After the holidays my TOK class will have come to and end, and the time it was devoted to it will be used as study hall for students to received support in areas they want to improve as they prepare for their May exams. They have come up with a series of requests such as: (long) exam-taking strategies; building stamina during exam periods, etc. I, along with other DP teachers, will be happy to support them in a personalized manner, however we can.
As the end approaches, I cannot help but look back at how different and transformational teaching TOK to EAL learners has been. I am an obsessive planner and note keeper. I have a respectable array of resources from past experiences, and a growing digital resource repository that I constantly enrich thanks to the TOK educators group on Facebook. Yet, none of the resources I had collected were specifically designed or targeted EAL learners.
Moreover, while I could always find ideas to enrich the course, on very few occasions did I come across teachers asking about how differentiation and language accommodation was done in TOK classes. At some point I even thought this was never addressed.
Thus, as I reflect on what worked and what did not work these last two years, I thought it’d be a good idea to share a few strategies that have worked for my EAL learners.
10 strategies to support EAL learners in IB DP TOK
1. Shelter learning in your classes. If you teach EAL students who join your DP program from traditional local schools, be aware that they may have the knowledge to discuss resources, but they may not know terminology in English. So why not helping them to enrich their jargon by encouraging to keep a practical dictionary.

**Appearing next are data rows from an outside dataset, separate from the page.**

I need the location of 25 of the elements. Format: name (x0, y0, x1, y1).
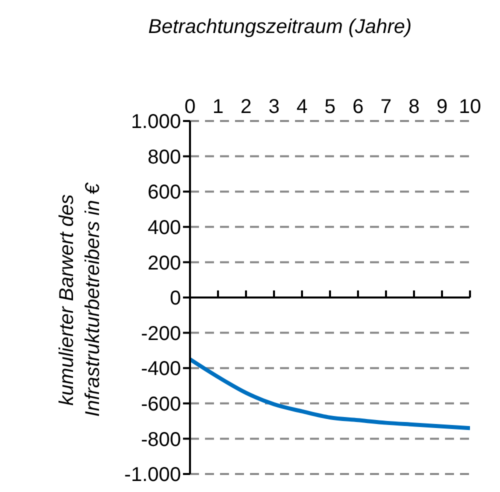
x-tick-label: 2 (240, 96, 252, 118)
y-tick-label: -400 (140, 358, 181, 380)
x-tick-label: 9 (436, 96, 448, 118)
x-tick-label: 8 (408, 96, 420, 118)
y-tick-label: -800 (140, 428, 181, 451)
x-tick-label: 0 (184, 96, 196, 118)
y-axis-title: kumulierter Barwert des Infrastrukturbetreibers in € (55, 183, 105, 417)
x-axis-title: Betrachtungszeitraum (Jahre) (147, 16, 413, 39)
x-tick-label: 4 (296, 96, 308, 118)
x-tick-label: 5 (324, 96, 336, 118)
y-tick-label: 200 (148, 252, 181, 274)
y-tick-label: -1.000 (124, 464, 181, 486)
line-series (190, 357, 470, 430)
y-tick-label: 0 (170, 288, 181, 310)
x-tick-label: 7 (380, 96, 392, 118)
y-tick-label: 800 (148, 146, 181, 168)
x-tick-label: 10 (458, 96, 482, 118)
y-tick-label: -600 (140, 394, 181, 416)
y-tick-label: -200 (140, 322, 181, 345)
x-tick-label: 3 (268, 96, 280, 118)
x-tick-label: 1 (212, 96, 224, 118)
y-tick-label: 600 (148, 182, 181, 204)
x-tick-label: 6 (352, 96, 364, 118)
y-tick-label: 1.000 (130, 111, 181, 134)
y-tick-label: 400 (148, 217, 181, 239)
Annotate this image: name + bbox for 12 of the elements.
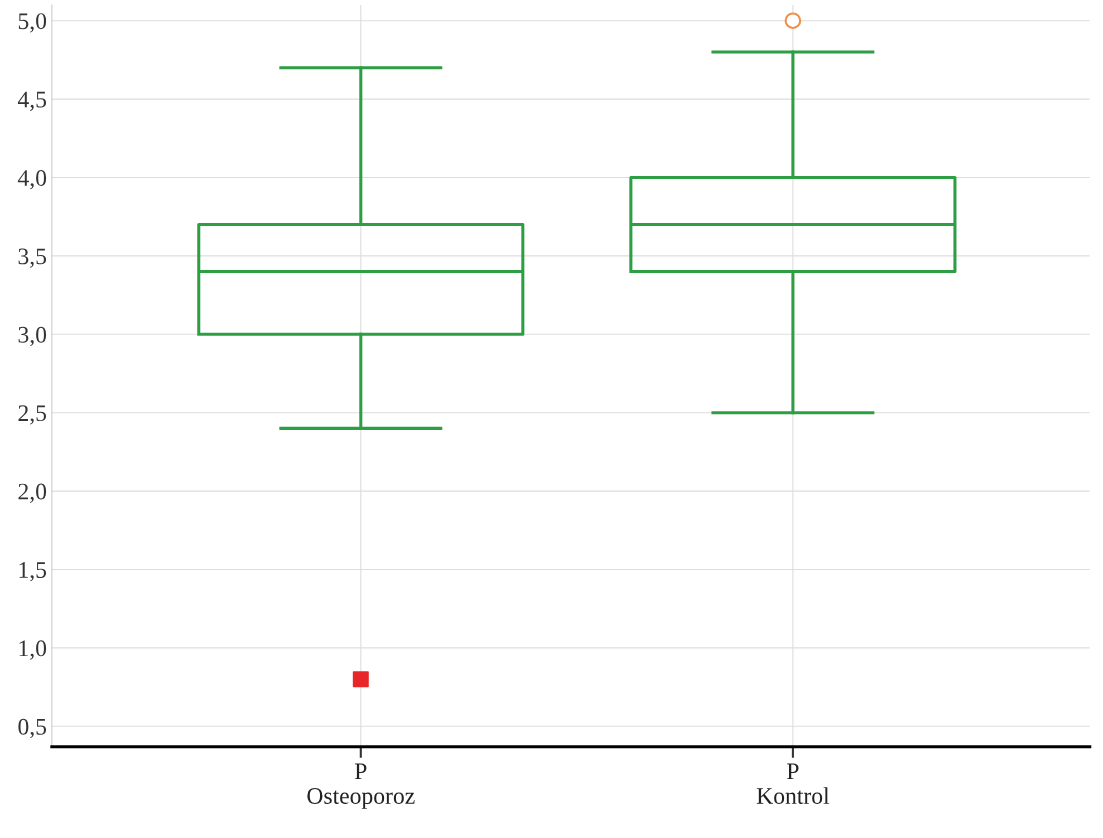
x-tick-label: P Kontrol — [756, 763, 830, 804]
y-tick-label: 4,5 — [17, 91, 47, 111]
y-tick-label: 3,0 — [18, 326, 47, 347]
y-tick-label: 1,0 — [19, 640, 47, 660]
y-tick-label: 5,0 — [18, 13, 47, 33]
x-tick-label: P Osteoporoz — [307, 763, 415, 809]
y-tick-label: 3,5 — [18, 248, 47, 268]
y-tick-label: 2,0 — [18, 483, 47, 503]
y-tick-label: 1,5 — [19, 562, 47, 582]
y-tick-label: 0,5 — [18, 718, 47, 739]
y-tick-label: 4,0 — [17, 169, 47, 190]
y-tick-label: 2,5 — [18, 405, 47, 425]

2. Devise systems to support students to take notes or analyze resources. This normally works best when one really knows how students learn. A brief discussion with students about the way they learn can give us hints on the tools we can design or help them generate to support their learning.
3. Make your walls teach. If you are a lucky teacher who teaches TOK in his/her own classroom, make sure you use your walls to capture ideas for everyone to see how meaning is being co-constructed.
Students making their thinking visible.
4. Curate your resources. Choose resources that encourage students to access what they have learned in IB DP and in their life as students in and outside the classroom. Many resources can certainly be provocative and insightful, but they may also represent an added challenge to EAL learners.
5. Design resources that teach learners about language. Signal constructions whose word order students need to pay attention to; highlight ideas that include tense or sentence structure that has a special sense and may be challenging to understand. Draw students’ attention to words worth incorporating into their active language.
6. Be aware of your approaches to teaching. Train learners to work with the resources you use in class. Never assume that all learners can access them because you can. Predict language aspects in your tasks and support students with information about the language of instruction. Here is an example about stating facts in past, in English.
7. Use the language you want EAL to master. Use all relevant vocabulary items in relevant exchanges in order for EAL students to be able to see how they are effectively and accurately used. Present them with patterns (sentence stems) they can use to construct their ideas.
Examples from a history class.
8. Train learners to answer questions depending on the questions’ intention and goal. Look at the following example with ‘inference and prediction’ as a goal.
Here is an example with ‘inference and prediction’ as a goal.
Taken from Linguistic Processing Skills ELPS Instructional Tools (2012)
9. Gamify your lessons. Use games that allow them to manipulate vocabulary and structures while still carrying out relevant TOK tasks.
10. Provide them with patterns and guided help. Engaging students in understanding text structures, cohesion, how ideas connect and support one another is best done with a text that is not intimidating and allows them to focus on learning and understanding the how (how ideas are written and linked) rather than on the what (comprehending difficult language.)
Many teachers may claim that this work is part of the EAL / language support teachers; but I (a language teacher) would claim that by including this learning layers in TOK classes, teachers would really be using language a way of knowing and doing. Moreover, what a best way to demonstrate the attributes of the IB LP by being caring and acknowledge and support EAL efforts to access a subject as complex and abstract as TOK. Besides, and to conclude, this is how we demonstrate with action that we are all language teachers.